`Loving': A powerfully intense true story from Poland

            Maria and Tomek are a contemporary Polish power couple.  She has an important job in promotion and development with the city council, and she’s great at it.  Handsome hubby Tomek is a successful architect, looking for more municipal contracts. They’ve got financial stability, a nifty new house, and they clearly love each other.  She’s pregnant---very pregnant, in fact, just a few weeks from delivery.  What could derail their happy train to a bright future?

            Her powerful boss, the Mayor.  He has been pestering her with emails and inappropriate text messages (“I wish it was my baby,” says one).  Lately, he seems to be more obsessed---even openly, at parties---and has now started stalking her.  It’s freaking her out.

            “Can’t you see he’s hitting on me?” she complains one night to the sweetly attentive Tomek, but he laughs it off: “What’s wrong with him finding you attractive?  I sure do!”

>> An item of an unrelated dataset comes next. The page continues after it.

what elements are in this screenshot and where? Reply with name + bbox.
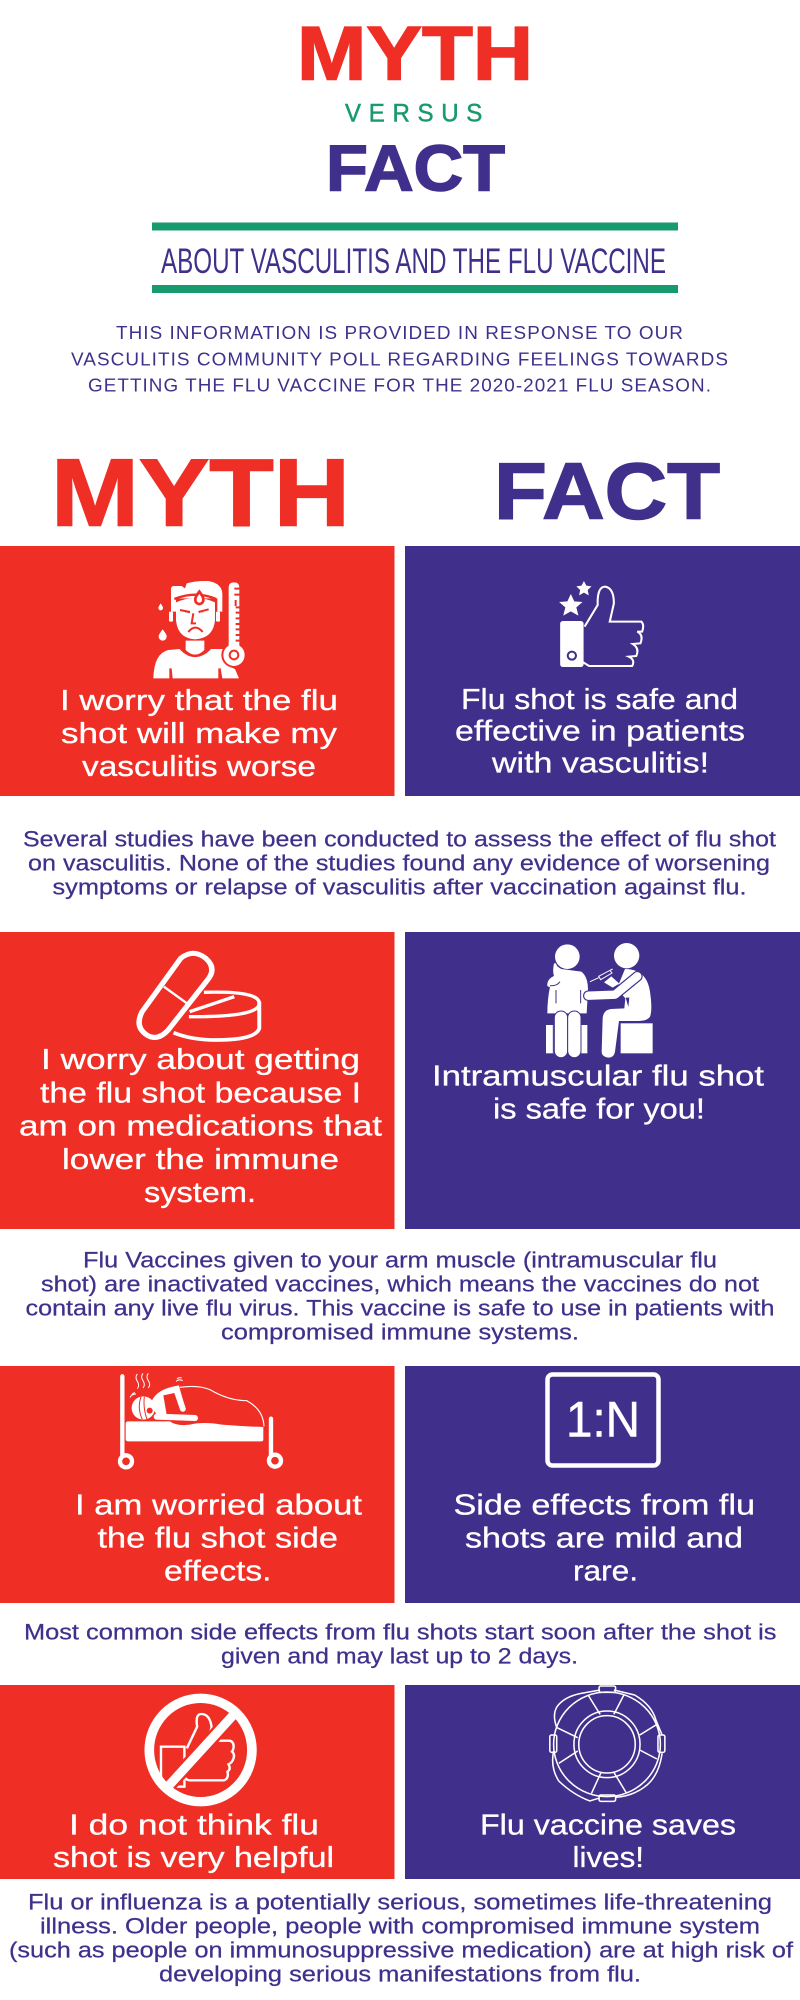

            A terrible encounter soon proves it was no laughing matter.  Maria tries but fails to keep it a secret.  The birth of her child is followed by far more stress and post-partum depression than usual.  When Tomek inevitably discovers what happened, his wife---and whole life---seem to change.  Suspicion, and the cancer called jealousy, take over.  This couple and their marriage have been poisoned by a crime.

            Based on an actual (much-publicized) case in the Polish city of Olszytn, “Loving” is a powerfully intense, unsentimental drama, thanks to a trio of wonderfully subtle performances.  Julia Kijowska (Maria), Marcin Dorocinski (Tomek) and Adam Woronowicz (the slimy Mayor) convey their myriad mixed emotions more facially than verbally.

              Praise the Lord for the bottomless well of fine Polish films---arguably the best in Europe.  Director Slawomir Fabicki (a 2002 Oscar nominee for Best Live-Action Short) endows this beautiful feature with perfect pacing in what seems almost like real time, together with superb cinematography and a certain rare stunning silence: No cheesy mood music need apply---or to be found---here!    

            It’s not giving too much away to say that what could’ve been just another grim “blame the victim” cautionary tale ends on an uplifting eternal-maternal note of baptismal forgiveness: the taking away of original and unoriginal sin alike.

            No mean achievement.  No film more worth seeing in this year’s Three Rivers Film Festival.